P.S. Wer noch nicht genug und Lust auf noch ein paar Gänsebilder mehr hat, findet sie bei meiner Mama, die dem ganzen Hin und Her heute beigewohnt hat.

2 Gedanken zu „Schneegänse“

  1. Guten Morgen liebe Paula,
    ich bin extra gestern nachdem ich hier geschaut hatte mit meinem Buch *Liebenswerte Langhälse* ins Bett gegangen und habe noch mal nachgeschaut… Gänse brauchen eigentlich nur einen Stall, damit sie nachts Schutz vor Räubern haben. Sie sind so kälteresistent, daß sie eigentlich das ganze Jahr über draußen sein könnten! Unsere beiden haben den Stall direkt an der Wiese und sind da nie drin, Wenn Heia-Zeit ist, muss man sie nett dazu auffordern ;o)
    Lediglich wichtig sind Schattenplätze bei großer Hitze. Die vertragen sie nicht gut. So steht es in diesem Buch.
    Unsere beiden legen sich auch ständig in den Schnee. Warum das so ist, das weiß ich aber nicht.

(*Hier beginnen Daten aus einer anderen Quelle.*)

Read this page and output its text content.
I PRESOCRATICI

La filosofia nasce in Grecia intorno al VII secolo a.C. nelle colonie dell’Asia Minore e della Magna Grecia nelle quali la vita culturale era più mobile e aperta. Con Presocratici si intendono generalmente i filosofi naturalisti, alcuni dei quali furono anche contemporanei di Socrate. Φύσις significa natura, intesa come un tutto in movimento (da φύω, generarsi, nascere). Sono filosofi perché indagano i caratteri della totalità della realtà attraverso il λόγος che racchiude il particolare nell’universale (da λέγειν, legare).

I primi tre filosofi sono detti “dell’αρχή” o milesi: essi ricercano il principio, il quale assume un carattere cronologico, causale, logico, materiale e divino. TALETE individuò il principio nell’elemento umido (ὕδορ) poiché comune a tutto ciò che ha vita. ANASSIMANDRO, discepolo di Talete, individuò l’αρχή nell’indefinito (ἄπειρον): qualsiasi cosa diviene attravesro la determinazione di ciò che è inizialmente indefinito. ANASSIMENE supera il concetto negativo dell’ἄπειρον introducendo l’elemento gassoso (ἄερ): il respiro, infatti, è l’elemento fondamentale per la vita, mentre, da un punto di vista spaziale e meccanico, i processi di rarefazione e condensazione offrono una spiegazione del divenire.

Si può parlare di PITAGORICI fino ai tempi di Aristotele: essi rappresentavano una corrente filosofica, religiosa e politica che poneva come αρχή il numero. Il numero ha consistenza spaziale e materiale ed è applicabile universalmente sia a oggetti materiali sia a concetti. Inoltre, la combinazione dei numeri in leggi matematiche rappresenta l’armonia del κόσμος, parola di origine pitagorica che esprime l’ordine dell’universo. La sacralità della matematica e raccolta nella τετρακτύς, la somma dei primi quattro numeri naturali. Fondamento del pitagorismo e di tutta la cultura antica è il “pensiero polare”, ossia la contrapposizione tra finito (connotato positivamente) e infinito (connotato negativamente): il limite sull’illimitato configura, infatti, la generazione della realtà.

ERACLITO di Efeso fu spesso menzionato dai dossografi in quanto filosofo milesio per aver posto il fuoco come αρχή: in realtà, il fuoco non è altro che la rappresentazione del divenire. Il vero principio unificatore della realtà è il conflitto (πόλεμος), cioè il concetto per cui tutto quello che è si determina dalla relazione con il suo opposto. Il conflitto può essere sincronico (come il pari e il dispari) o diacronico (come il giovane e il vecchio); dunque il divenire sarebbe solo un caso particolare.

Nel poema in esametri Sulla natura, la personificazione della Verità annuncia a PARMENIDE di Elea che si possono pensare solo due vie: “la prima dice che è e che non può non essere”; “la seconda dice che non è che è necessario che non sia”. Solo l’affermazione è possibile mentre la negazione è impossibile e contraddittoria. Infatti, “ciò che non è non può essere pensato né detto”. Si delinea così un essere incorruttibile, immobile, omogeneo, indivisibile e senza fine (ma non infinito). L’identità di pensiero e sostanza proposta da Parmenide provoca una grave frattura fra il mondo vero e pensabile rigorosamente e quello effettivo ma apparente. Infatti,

    Lustig ist das Bild, wie sie neugierig schauen, was der Mensch da in dem großen Sack tut ;o)
    Eure sieht man so gut bei Schnee. Hier gibt es dann nur noch drei orange Stellen pro Gans ;o)

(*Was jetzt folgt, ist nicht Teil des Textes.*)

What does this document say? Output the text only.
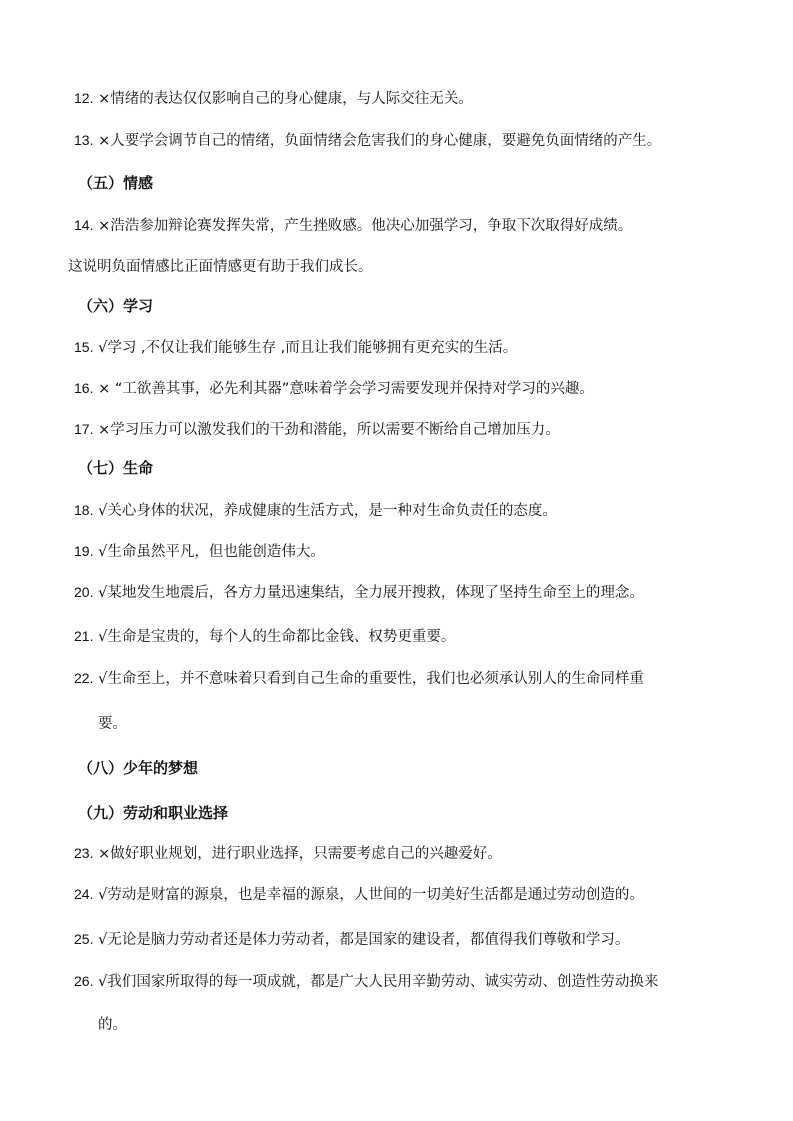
12. ×情绪的表达仅仅影响自己的身心健康，与人际交往无关。
13. ×人要学会调节自己的情绪，负面情绪会危害我们的身心健康，要避免负面情绪的产生。
（五）情感
14. ×浩浩参加辩论赛发挥失常，产生挫败感。他决心加强学习，争取下次取得好成绩。
这说明负面情感比正面情感更有助于我们成长。
（六）学习
15. √学习 ,不仅让我们能够生存 ,而且让我们能够拥有更充实的生活。
16. × “工欲善其事，必先利其器”意味着学会学习需要发现并保持对学习的兴趣。
17. ×学习压力可以激发我们的干劲和潜能，所以需要不断给自己增加压力。
（七）生命
18. √关心身体的状况，养成健康的生活方式，是一种对生命负责任的态度。
19. √生命虽然平凡，但也能创造伟大。
20. √某地发生地震后，各方力量迅速集结，全力展开搜救，体现了坚持生命至上的理念。
21. √生命是宝贵的，每个人的生命都比金钱、权势更重要。
22. √生命至上，并不意味着只看到自己生命的重要性，我们也必须承认别人的生命同样重
要。
（八）少年的梦想
（九）劳动和职业选择
23. ×做好职业规划，进行职业选择，只需要考虑自己的兴趣爱好。
24. √劳动是财富的源泉，也是幸福的源泉，人世间的一切美好生活都是通过劳动创造的。
25. √无论是脑力劳动者还是体力劳动者，都是国家的建设者，都值得我们尊敬和学习。
26. √我们国家所取得的每一项成就，都是广大人民用辛勤劳动、诚实劳动、创造性劳动换来
的。
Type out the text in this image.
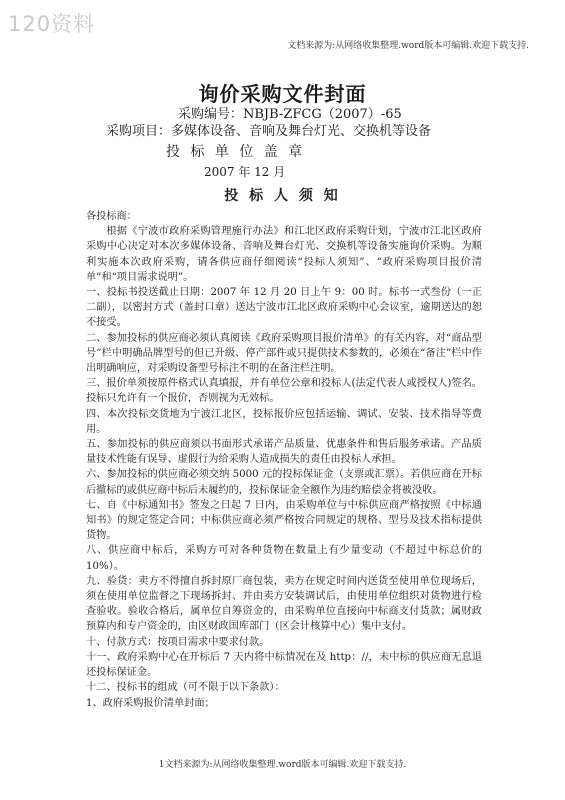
120资料
文档来源为:从网络收集整理.word版本可编辑.欢迎下载支持.
询价采购文件封面
采购编号：NBJB-ZFCG（2007）-65
采购项目：多媒体设备、音响及舞台灯光、交换机等设备
投 标 单 位 盖 章
2007 年 12 月
投 标 人 须 知

各投标商：

根据《宁波市政府采购管理施行办法》和江北区政府采购计划，宁波市江北区政府采购中心决定对本次多媒体设备、音响及舞台灯光、交换机等设备实施询价采购。为顺利实施本次政府采购，请各供应商仔细阅读“投标人须知”、“政府采购项目报价清单”和“项目需求说明”。

一、投标书投送截止日期：2007 年 12 月 20 日上午 9：00 时。标书一式叁份（一正二副），以密封方式（盖封口章）送达宁波市江北区政府采购中心会议室，逾期送达的恕不接受。

二、参加投标的供应商必须认真阅读《政府采购项目报价清单》的有关内容，对“商品型号”栏中明确品牌型号的但已升级、停产部件或只提供技术参数的，必须在“备注”栏中作出明确响应，对采购设备型号标注不明的在备注栏注明。

三、报价单须按原件格式认真填报，并有单位公章和投标人(法定代表人或授权人)签名。投标只允许有一个报价，否则视为无效标。

四、本次投标交货地为宁波江北区，投标报价应包括运输、调试、安装、技术指导等费用。

五、参加投标的供应商须以书面形式承诺产品质量、优惠条件和售后服务承诺。产品质量技术性能有误导、虚假行为给采购人造成损失的责任由投标人承担。

六、参加投标的供应商必须交纳 5000 元的投标保证金（支票或汇票）。若供应商在开标后撤标的或供应商中标后未履约的，投标保证金全额作为违约赔偿金将被没收。

七、自《中标通知书》签发之日起 7 日内，由采购单位与中标供应商严格按照《中标通知书》的规定签定合同；中标供应商必须严格按合同规定的规格、型号及技术指标提供货物。

八、供应商中标后，采购方可对各种货物在数量上有少量变动（不超过中标总价的 10%）。

九、验货：卖方不得擅自拆封原厂商包装，卖方在规定时间内送货至使用单位现场后，须在使用单位监督之下现场拆封、并由卖方安装调试后，由使用单位组织对货物进行检查验收。验收合格后，属单位自筹资金的，由采购单位直接向中标商支付货款；属财政预算内和专户资金的，由区财政国库部门（区会计核算中心）集中支付。

十、付款方式：按项目需求中要求付款。

十一、政府采购中心在开标后 7 天内将中标情况在及 http：//，未中标的供应商无息退还投标保证金。

十二、投标书的组成（可不限于以下条款）：

1、政府采购报价清单封面；

1文档来源为:从网络收集整理.word版本可编辑.欢迎下载支持.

    Einen schönen Tag und liebe Grüße, Elke

    1. Hallo liebe Elke, vielen, vielen Dank für Deinen netten Kommentar, der mich vor allem sehr beruhigt hat. Ich hatte viel in Foren gekuckt und da häufiger den Hinweis gefunden, dass eben ein trockener und windgeschützter Unterstand wichtig sei, wenn es draußen weiß wird. Dass meine den so gar nicht nutzen wollten, hatte mir arges Kopfzerbrechen bereitet. Jetzt taut es ja sowieso alles erstmal wieder und mit Deinen Worten im Kopf kann ich das gelassener sehen. Das Buch werde ich mir wohl auch mal besorgen, habe schon mehrfach Gutes darüber gelesen.
      Dir wünsche ich jetzt erstmal einen Guten Rutsch und morgen einen schönen Neujahrstag.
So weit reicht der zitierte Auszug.